• ebooklub (10/3/2015)


    Hi Daniel, thank a lot about DBA carrier path article.

    Our company (investment bank ) few months ago came out with plan to use Hadoop.

    One part is clear ,they want to use Hortnonworks distribution.

    BUT responsibilities not defined ,What DBA team exactly should do..

    We are team of ORACLE and MSSQL/Sybase DBA(s) .

    Currently if we have disks spaces issues or Win/OS performance problem we invite or delegate task to System administrators.

    Who is going to manage Hadoop in our company ? My guess it going stay the same way

    1.DBA will add/remove nodes to cluster, monitor alerts /failed jobs/invalid code

    2. Sys Admins will take care of OS security /performance/disk space

    When it is going to happen is different story..

    You article raise interesting questions while looking for next job /postion

    1.Would company hire me/you as Hadoop DBA if we have 15 + years experience as SQL DBA (and we expect to be paid big $ for our knowledge), but our Hadoop experience is limited to “home” projects involved cluster with 3-6 nodes and working knowledge of HDFS, Flume, Sqoop and Hive

    2.I did “Hadoop”job search in Eastern Canada and US and most of the jobs related to Hadoop are referring to Data Scientist with knowledge of Hadoop.

    So the questions is: How to position our self on Job Market allowing potential employer will see us?

    Are we SQL DBA with knowledge of Hadoop, Hadoop cluster administrators or someone also?

    3.Currently I searching resources for volunteering in Hadoop administration to gain practical troubleshooting experience . Did anyone succeed in finding those resources ?

    The is few links bellow helped me better to understand role of Hadoop DBA, but they dated to 2013..
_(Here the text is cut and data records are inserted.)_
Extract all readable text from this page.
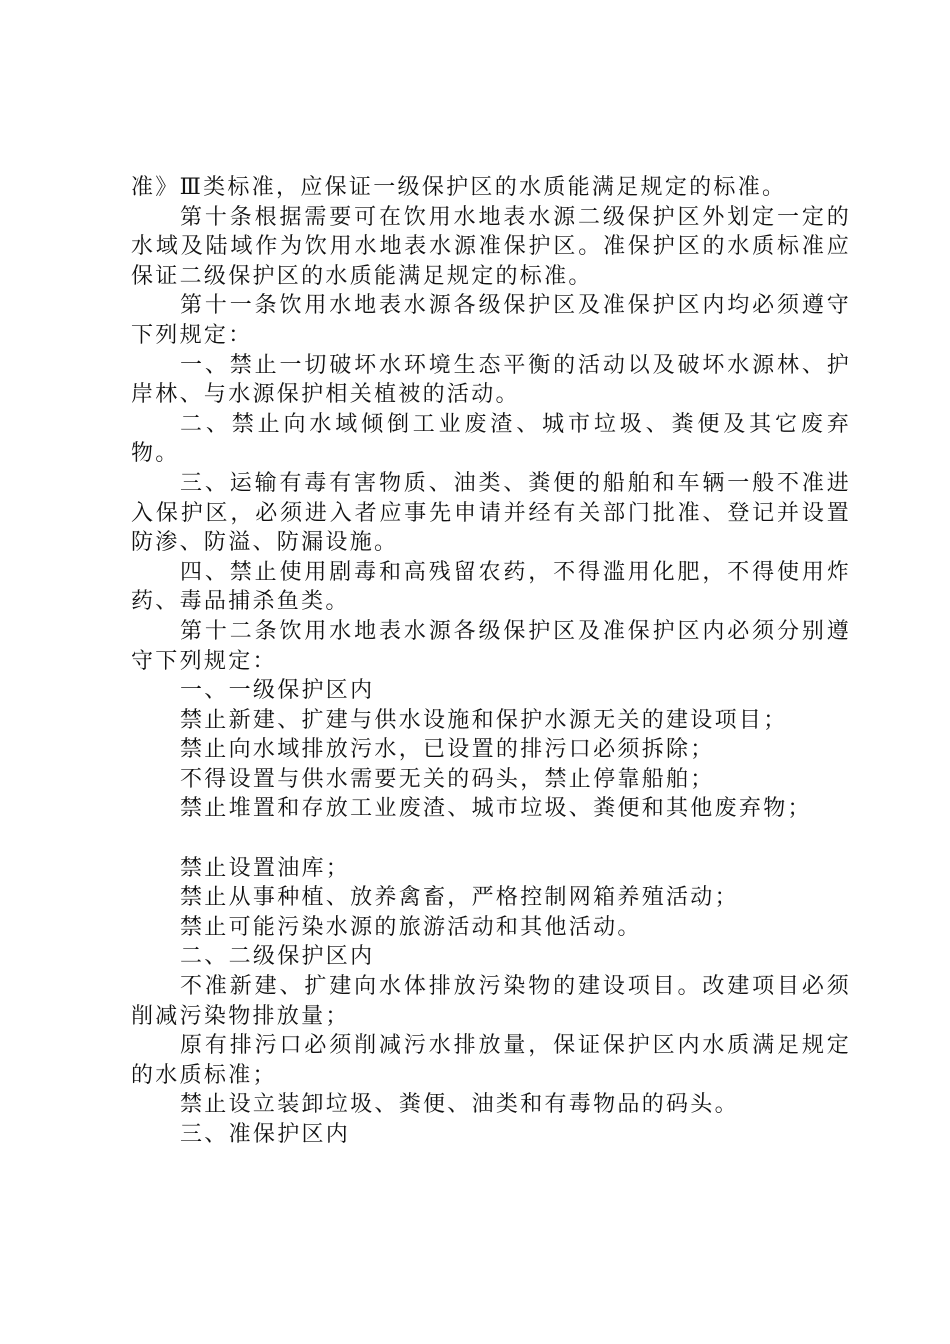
准》Ⅲ类标准，应保证一级保护区的水质能满足规定的标准。

第十条根据需要可在饮用水地表水源二级保护区外划定一定的水域及陆域作为饮用水地表水源准保护区。准保护区的水质标准应保证二级保护区的水质能满足规定的标准。

第十一条饮用水地表水源各级保护区及准保护区内均必须遵守下列规定：

一、禁止一切破坏水环境生态平衡的活动以及破坏水源林、护岸林、与水源保护相关植被的活动。

二、禁止向水域倾倒工业废渣、城市垃圾、粪便及其它废弃物。

三、运输有毒有害物质、油类、粪便的船舶和车辆一般不准进入保护区，必须进入者应事先申请并经有关部门批准、登记并设置防渗、防溢、防漏设施。

四、禁止使用剧毒和高残留农药，不得滥用化肥，不得使用炸药、毒品捕杀鱼类。

第十二条饮用水地表水源各级保护区及准保护区内必须分别遵守下列规定：

一、一级保护区内

禁止新建、扩建与供水设施和保护水源无关的建设项目；

禁止向水域排放污水，已设置的排污口必须拆除；

不得设置与供水需要无关的码头，禁止停靠船舶；

禁止堆置和存放工业废渣、城市垃圾、粪便和其他废弃物；

禁止设置油库；

禁止从事种植、放养禽畜，严格控制网箱养殖活动；

禁止可能污染水源的旅游活动和其他活动。

二、二级保护区内

不准新建、扩建向水体排放污染物的建设项目。改建项目必须削减污染物排放量；

原有排污口必须削减污水排放量，保证保护区内水质满足规定的水质标准；

禁止设立装卸垃圾、粪便、油类和有毒物品的码头。

三、准保护区内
    Hadoop Market might be changed.

    http://www.pythian.com/blog/hadoop-faq-but-what-about-the-dbas/

    https://www.linkedin.com/pulse/hadoop-admin-job-responsibilities-sudhaa-gopinath

    Thank you

    Alex

    Hi Alex,

    I believe, the following activities are still relevant in Hadoop world:

    - working with complex sql

    - data modeling

    - performance and tuning

    In my opinion, Sql server dba/developer loosely translates into the 'Data Engineer' position in Hadoop ecosystem ( and not to "Data Scientist").

    Here is a link to how Claudera ( competitor to Hortonworks, very popular in San Francisco Bay Area ) defines "Data Engineer" duties.

    http://certification.cloudera.com/CCP-DE.html

    In the past 1-2 years, a new generation of SQL engines over Hadoop became popular; namely Apache Spark.

    It is very fast and uses SQL but in order to use it correctly you also need to know Java ( or other scripting languages like Python or Scala)

    So, in the case of Apache Spark (or Impala, another fast engine), you can not avoid a deep learning curve!

    Cheers,

    Daniel